Foat has been with the Post Office since 2015, when he joined as head of legal for financial services before working his way up to become group general counsel in 2019, replacing Jane MacLeod, who was GC between 2015 and 2019.

His leave of absence comes as the Post Office reels from what has been labelled one of the UK’s widest miscarriages of justice. In Bates v Post Office, which settled in 2019, Mr Justice Fraser said denials about the existence of bugs in the Post Office’s faulty IT system was “the 21st century equivalent of maintaining that the earth is flat”.

The Post Office now concedes that between 1999 and 2015, 700 sub-postmasters (SPMs) were convicted in cases in which evidence provided by its faulty Horizon IT system may have featured. Many SPMs were subsequently jailed and financially ruined.

Foat was due to give further evidence to the Horizon inquiry last month, but the session was cancelled at the last minute after an inquiry team member fell ill, This Is Money reported. He is due to appear again in the autumn.

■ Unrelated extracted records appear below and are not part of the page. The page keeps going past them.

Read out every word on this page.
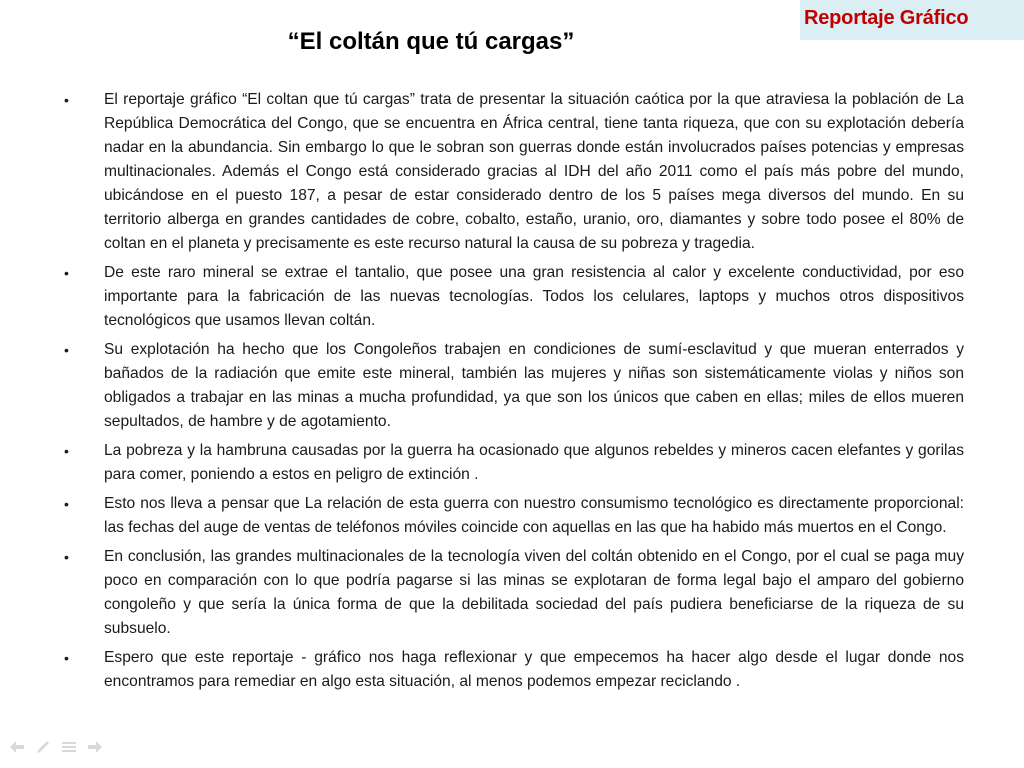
Reportaje Gráfico
“El coltán que tú cargas”
• El reportaje gráfico “El coltan que tú cargas” trata de presentar la situación caótica por la que atraviesa la población de La República Democrática del Congo, que se encuentra en África central, tiene tanta riqueza, que con su explotación debería nadar en la abundancia. Sin embargo lo que le sobran son guerras donde están involucrados países potencias y empresas multinacionales. Además el Congo está considerado gracias al IDH del año 2011 como el país más pobre del mundo, ubicándose en el puesto 187, a pesar de estar considerado dentro de los 5 países mega diversos del mundo. En su territorio alberga en grandes cantidades de cobre, cobalto, estaño, uranio, oro, diamantes y sobre todo posee el 80% de coltan en el planeta y precisamente es este recurso natural la causa de su pobreza y tragedia.
• De este raro mineral se extrae el tantalio, que posee una gran resistencia al calor y excelente conductividad, por eso importante para la fabricación de las nuevas tecnologías. Todos los celulares, laptops y muchos otros dispositivos tecnológicos que usamos llevan coltán.
• Su explotación ha hecho que los Congoleños trabajen en condiciones de sumí-esclavitud y que mueran enterrados y bañados de la radiación que emite este mineral, también las mujeres y niñas son sistemáticamente violas y niños son obligados a trabajar en las minas a mucha profundidad, ya que son los únicos que caben en ellas; miles de ellos mueren sepultados, de hambre y de agotamiento.
• La pobreza y la hambruna causadas por la guerra ha ocasionado que algunos rebeldes y mineros cacen elefantes y gorilas para comer, poniendo a estos en peligro de extinción .
• Esto nos lleva a pensar que La relación de esta guerra con nuestro consumismo tecnológico es directamente proporcional: las fechas del auge de ventas de teléfonos móviles coincide con aquellas en las que ha habido más muertos en el Congo.
• En conclusión, las grandes multinacionales de la tecnología viven del coltán obtenido en el Congo, por el cual se paga muy poco en comparación con lo que podría pagarse si las minas se explotaran de forma legal bajo el amparo del gobierno congoleño y que sería la única forma de que la debilitada sociedad del país pudiera beneficiarse de la riqueza de su subsuelo.
• Espero que este reportaje - gráfico nos haga reflexionar y que empecemos ha hacer algo desde el lugar donde nos encontramos para remediar en algo esta situación, al menos podemos empezar reciclando .
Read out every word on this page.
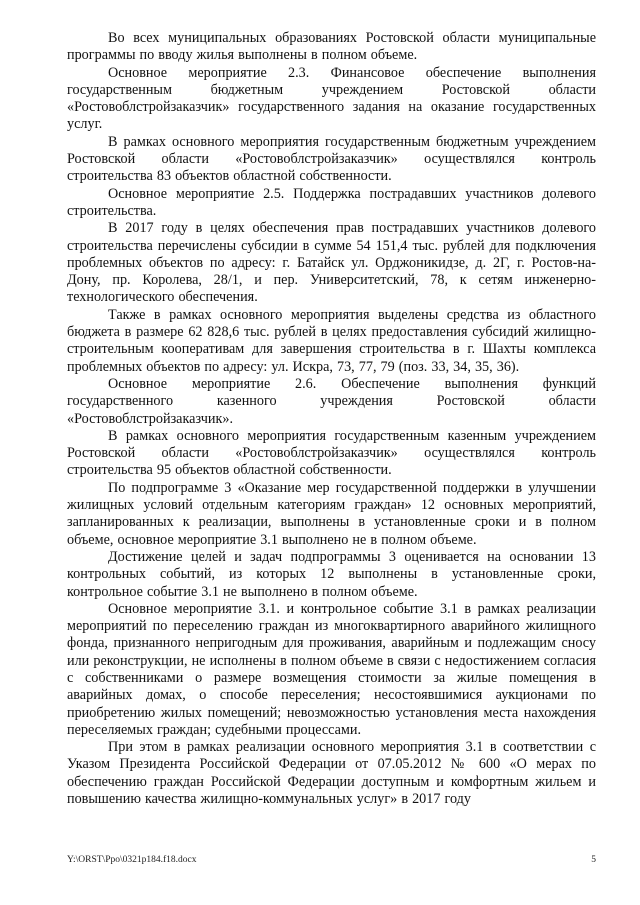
Во всех муниципальных образованиях Ростовской области муниципальные программы по вводу жилья выполнены в полном объеме.

Основное мероприятие 2.3. Финансовое обеспечение выполнения государственным бюджетным учреждением Ростовской области «Ростовоблстройзаказчик» государственного задания на оказание государственных услуг.

В рамках основного мероприятия государственным бюджетным учреждением Ростовской области «Ростовоблстройзаказчик» осуществлялся контроль строительства 83 объектов областной собственности.

Основное мероприятие 2.5. Поддержка пострадавших участников долевого строительства.

В 2017 году в целях обеспечения прав пострадавших участников долевого строительства перечислены субсидии в сумме 54 151,4 тыс. рублей для подключения проблемных объектов по адресу: г. Батайск ул. Орджоникидзе, д. 2Г, г. Ростов-на-Дону, пр. Королева, 28/1, и пер. Университетский, 78, к сетям инженерно-технологического обеспечения.

Также в рамках основного мероприятия выделены средства из областного бюджета в размере 62 828,6 тыс. рублей в целях предоставления субсидий жилищно-строительным кооперативам для завершения строительства в г. Шахты комплекса проблемных объектов по адресу: ул. Искра, 73, 77, 79 (поз. 33, 34, 35, 36).

Основное мероприятие 2.6. Обеспечение выполнения функций государственного казенного учреждения Ростовской области «Ростовоблстройзаказчик».

В рамках основного мероприятия государственным казенным учреждением Ростовской области «Ростовоблстройзаказчик» осуществлялся контроль строительства 95 объектов областной собственности.

По подпрограмме 3 «Оказание мер государственной поддержки в улучшении жилищных условий отдельным категориям граждан» 12 основных мероприятий, запланированных к реализации, выполнены в установленные сроки и в полном объеме, основное мероприятие 3.1 выполнено не в полном объеме.

Достижение целей и задач подпрограммы 3 оценивается на основании 13 контрольных событий, из которых 12 выполнены в установленные сроки, контрольное событие 3.1 не выполнено в полном объеме.

Основное мероприятие 3.1. и контрольное событие 3.1 в рамках реализации мероприятий по переселению граждан из многоквартирного аварийного жилищного фонда, признанного непригодным для проживания, аварийным и подлежащим сносу или реконструкции, не исполнены в полном объеме в связи с недостижением согласия с собственниками о размере возмещения стоимости за жилые помещения в аварийных домах, о способе переселения; несостоявшимися аукционами по приобретению жилых помещений; невозможностью установления места нахождения переселяемых граждан; судебными процессами.

При этом в рамках реализации основного мероприятия 3.1 в соответствии с Указом Президента Российской Федерации от 07.05.2012 № 600 «О мерах по обеспечению граждан Российской Федерации доступным и комфортным жильем и повышению качества жилищно-коммунальных услуг» в 2017 году

Y:\ORST\Ppo\0321p184.f18.docx	5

A spokesman at the Post Office confirmed to This Is Money that Foat is “temporarily away from the business”, but that it “cannot comment on individual employment matters”.  

Former Camelot legal director John Dillon has been appointed interim GC for the Horizon probe, the Post Office also told This Is Money.

Prior to joining the Post Office, Foat spent seven years as a senior legal counsel at Zurich Insurance. He previously worked in private practice at Kennedys in London, and Gadens and Sparke Helmore in Australia.

MacLeod, meantime, returned to her native Australia after leaving the Post Office and has since refused to appear at the Horizon inquiry. Only UK nationals can be legally compelled to give evidence in an official inquiry under the Inquiries Act 2005.